Quite the reverse. Never, not even when their material circumstances were at their best, had the army presented a more buoyant and lively spectacle. This was due to the fact that with every day that passed anything that smacked of dejection or feebleness was being flushed out of the army. Anything physically and morally under strength had been left behind long ago, leaving only the flower of the army, strong in body and spirit.

The camp-fire of the Eighth Company, screened by their wattle fence, became most people’s preferred place. Two sergeants had moved in on them, and their fire blazed brighter than any.

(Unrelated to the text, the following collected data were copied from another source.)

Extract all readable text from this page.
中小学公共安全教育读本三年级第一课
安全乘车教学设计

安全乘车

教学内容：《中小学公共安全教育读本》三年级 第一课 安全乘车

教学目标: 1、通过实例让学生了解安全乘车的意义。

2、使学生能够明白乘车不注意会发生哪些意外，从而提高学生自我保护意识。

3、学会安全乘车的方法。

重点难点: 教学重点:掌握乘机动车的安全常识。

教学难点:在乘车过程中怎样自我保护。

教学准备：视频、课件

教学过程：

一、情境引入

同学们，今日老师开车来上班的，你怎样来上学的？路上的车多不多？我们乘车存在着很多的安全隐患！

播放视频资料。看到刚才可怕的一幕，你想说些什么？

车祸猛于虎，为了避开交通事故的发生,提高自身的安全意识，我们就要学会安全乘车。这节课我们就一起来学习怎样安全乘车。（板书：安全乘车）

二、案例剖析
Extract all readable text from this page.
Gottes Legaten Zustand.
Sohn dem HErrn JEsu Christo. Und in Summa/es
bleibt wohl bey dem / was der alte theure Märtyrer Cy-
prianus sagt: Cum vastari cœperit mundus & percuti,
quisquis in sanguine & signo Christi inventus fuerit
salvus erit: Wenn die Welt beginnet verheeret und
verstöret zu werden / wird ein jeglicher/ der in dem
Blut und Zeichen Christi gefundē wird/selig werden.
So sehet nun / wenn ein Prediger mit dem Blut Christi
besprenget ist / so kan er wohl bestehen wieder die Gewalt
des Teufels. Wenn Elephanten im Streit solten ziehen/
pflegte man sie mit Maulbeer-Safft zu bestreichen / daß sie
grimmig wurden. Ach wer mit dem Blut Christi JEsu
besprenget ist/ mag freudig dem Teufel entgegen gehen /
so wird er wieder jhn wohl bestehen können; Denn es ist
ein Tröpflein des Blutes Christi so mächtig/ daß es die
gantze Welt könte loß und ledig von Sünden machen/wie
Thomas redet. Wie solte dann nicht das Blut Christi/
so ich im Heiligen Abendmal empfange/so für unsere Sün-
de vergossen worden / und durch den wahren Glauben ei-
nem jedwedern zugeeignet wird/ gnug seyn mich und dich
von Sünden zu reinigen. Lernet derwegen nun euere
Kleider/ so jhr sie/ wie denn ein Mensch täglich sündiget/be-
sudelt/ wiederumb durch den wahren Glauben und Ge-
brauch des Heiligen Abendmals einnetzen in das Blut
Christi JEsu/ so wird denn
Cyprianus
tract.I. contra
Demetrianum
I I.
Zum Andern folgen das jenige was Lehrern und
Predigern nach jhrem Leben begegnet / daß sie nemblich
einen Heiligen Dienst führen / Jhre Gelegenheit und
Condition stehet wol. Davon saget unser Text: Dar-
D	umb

They had had to contribute some logs for the privilege of sitting there.

‘Hey, Makeyev, did you get fucking lost, or have the wolves been at you? Get some wood,’ yelled a red-faced, red-haired soldier, screwing up his eyes and blinking because of the smoke, but not moving an inch away from the fire.

‘You. Don’t just stand there gaping. Go and get some wood,’ he shouted to another soldier. The red-haired man was no sergeant, not even a corporal, but he was a tough customer, and he gave orders to anybody weaker than himself. The thin little soldier with a sharp nose who had been accused of gaping got to his feet obediently, and was about to do what he’d been told, but at that moment into the firelight stepped the slender, handsome figure of a young soldier carrying a load of wood.

‘Chuck it down here. Hey, that’s not a bad lot!’

They broke the wood up and piled it on the fire, blew on it and fanned it with the flaps of their greatcoats while the flames hissed and crackled. The soldiers came up closer and lit their pipes. The handsome young soldier who had brought the wood put his hands on his hips and stamped up and down on his frozen feet.

‘Oh, Mother dear, the dew’s cold here, but I’m all right, I’m a musketeer! . . .’ he warbled, chopping off each syllable with a kind of hiccup.

‘Them soles’ll come off!’ cried the red-haired man, noticing that the dancing man’s soles were dangling loose. ‘He likes his bloody dancing!’

The dancer stopped, ripped the loose piece of leather off and threw it into the fire.

‘You’re right there, me old pal,’ said he. He sat down, took a strip of French blue cloth out of his knapsack, and started wrapping it round his foot. ‘It’s the steam what does it,’ he added, stretching his feet out towards the fire.

‘We’re due for some new ones. They say when we’ve gone through them, we’re all gettin’ a double issue of everythin’.’